# PROBLEM LINK:

* Author:* Sandeep Singh

*Arkapravo Ghosh*

**Tester:***Sandeep Singh*

**Editorialist:**# DIFFICULTY:

SIMPLE

# PREREQUISITES:

Dynamic Programming

# PROBLEM:

There are N stairs out of which K stairs are wet. We have to find the no. of ways to reach the N - th stair by avoiding all the wet stairs and only moving forward. It is given that only 1 or 2 stairs can be skipped at once i.e. from ith stair we can go to i+1- th, i+2-th and i+3-th stair only.

# QUICK EXPLANATION:

We use dynamic programming to solve this, storing the answers to subproblems in the array dp[]. Since Chozi only moves forward, the only possible way to reach any ith (i>3) stair is the sum of ways to reach i-1th, i-2th, and i-3th stair. But if any stair is wet, then there are 0 ways to reach it. By setting the proper base cases, we can get the no. of ways to reach ith stair by the following equation

dp[i]=dp[i-1]+dp[i-2]+dp[i-3]

# EXPLANATION:

After observation, you will realize that the solution to this problem is the same as that of tribonacci series with a small catch that there are wet stairs in between which will not contribute in further calculations. Since the only possibility to reach a stair is from any of the previous 3 stairs, the no. of ways to reach a dry stair will be the sum of ways of reaching the previous 3 stairs.

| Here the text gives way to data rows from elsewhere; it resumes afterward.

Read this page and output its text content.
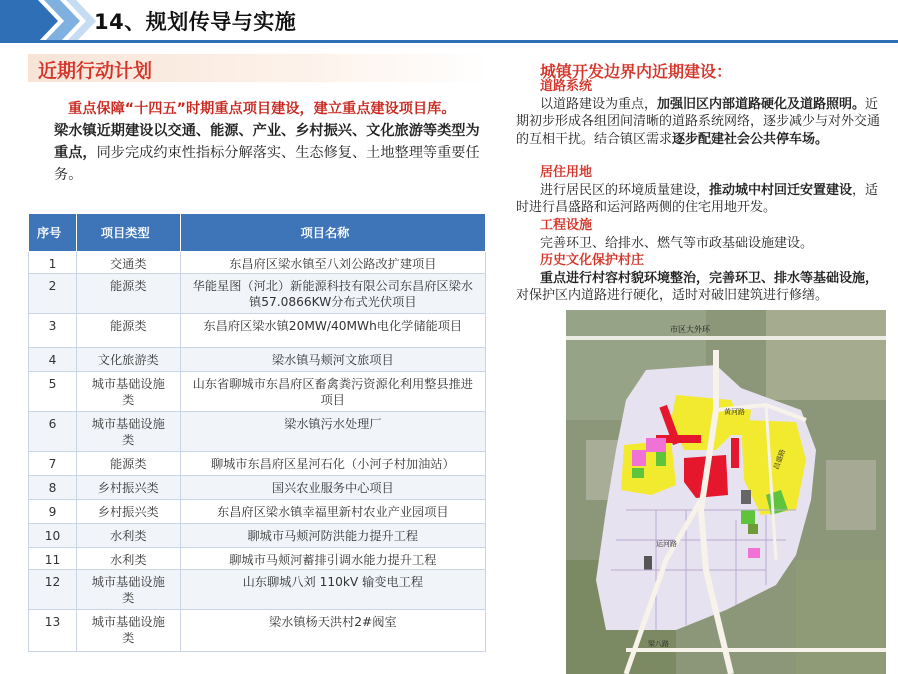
14、规划传导与实施
近期行动计划
重点保障“十四五”时期重点项目建设，建立重点建设项目库。
梁水镇近期建设以交通、能源、产业、乡村振兴、文化旅游等类型为重点，同步完成约束性指标分解落实、生态修复、土地整理等重要任务。
序号	项目类型	项目名称
1	交通类	东昌府区梁水镇至八刘公路改扩建项目
2	能源类	华能星图（河北）新能源科技有限公司东昌府区梁水镇57.0866KW分布式光伏项目
3	能源类	东昌府区梁水镇20MW/40MWh电化学储能项目
4	文化旅游类	梁水镇马颊河文旅项目
5	城市基础设施类	山东省聊城市东昌府区畜禽粪污资源化利用整县推进项目
6	城市基础设施类	梁水镇污水处理厂
7	能源类	聊城市东昌府区星河石化（小河子村加油站）
8	乡村振兴类	国兴农业服务中心项目
9	乡村振兴类	东昌府区梁水镇幸福里新村农业产业园项目
10	水利类	聊城市马颊河防洪能力提升工程
11	水利类	聊城市马颊河蓄排引调水能力提升工程
12	城市基础设施类	山东聊城八刘 110kV 输变电工程
13	城市基础设施类	梁水镇杨天洪村2#阀室
城镇开发边界内近期建设：
道路系统
以道路建设为重点，加强旧区内部道路硬化及道路照明。近期初步形成各组团间清晰的道路系统网络，逐步减少与对外交通的互相干扰。结合镇区需求逐步配建社会公共停车场。
居住用地
进行居民区的环境质量建设，推动城中村回迁安置建设，适时进行昌盛路和运河路两侧的住宅用地开发。
工程设施
完善环卫、给排水、燃气等市政基础设施建设。
历史文化保护村庄
重点进行村容村貌环境整治，完善环卫、排水等基础设施，对保护区内道路进行硬化，适时对破旧建筑进行修缮。
市区大外环
黄河路
昌盛路
运河路
梁八路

We will first set the base conditions as follows (Note that all calculations are using 1 based indexing)

For the sake of simplicity we will set dp[0]=1;

Now for the first stair, if it’s wet, dp[1]=0, else dp[1]=1 since Chozi can directly step on the first stair.

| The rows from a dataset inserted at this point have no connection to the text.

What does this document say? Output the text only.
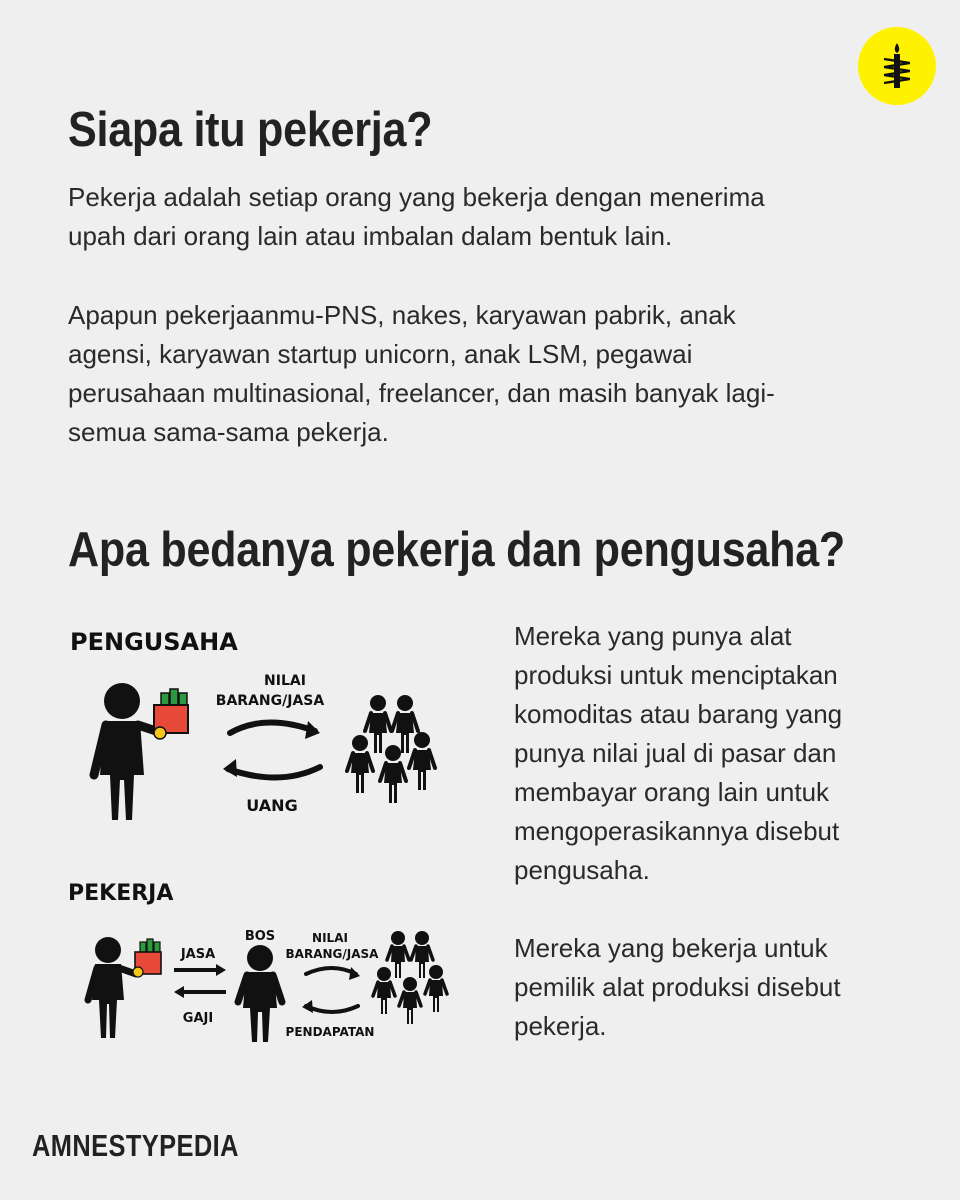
Siapa itu pekerja?

Pekerja adalah setiap orang yang bekerja dengan menerima
upah dari orang lain atau imbalan dalam bentuk lain.

Apapun pekerjaanmu-PNS, nakes, karyawan pabrik, anak
agensi, karyawan startup unicorn, anak LSM, pegawai
perusahaan multinasional, freelancer, dan masih banyak lagi-
semua sama-sama pekerja.

Apa bedanya pekerja dan pengusaha?
PENGUSAHA
NILAI
BARANG/JASA
UANG
PEKERJA
JASA
GAJI
BOS	NILAI
BARANG/JASA
PENDAPATAN

Mereka yang punya alat
produksi untuk menciptakan
komoditas atau barang yang
punya nilai jual di pasar dan
membayar orang lain untuk
mengoperasikannya disebut
pengusaha.

Mereka yang bekerja untuk
pemilik alat produksi disebut
pekerja.

AMNESTYPEDIA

For the second stair, if its wet, dp[2]=0, else dp[2]=dp[1]+dp[0], as Chozi can step directly on 2 - nd stair or reachi it via stair 1;

similarly dp[3]=0,if stair 3 is wet, else dp[3]=dp[2]+dp[1]+dp[0]

For the rest of the stairs, if the ith stair is wet, Chozi cannot step on that stair so dp[i]=0, else dp[i]=dp[i-1]+dp[i-2]+dp[i-3]

Also, we have to print answer modulo 10^9+7 so all calculations are done accordingly.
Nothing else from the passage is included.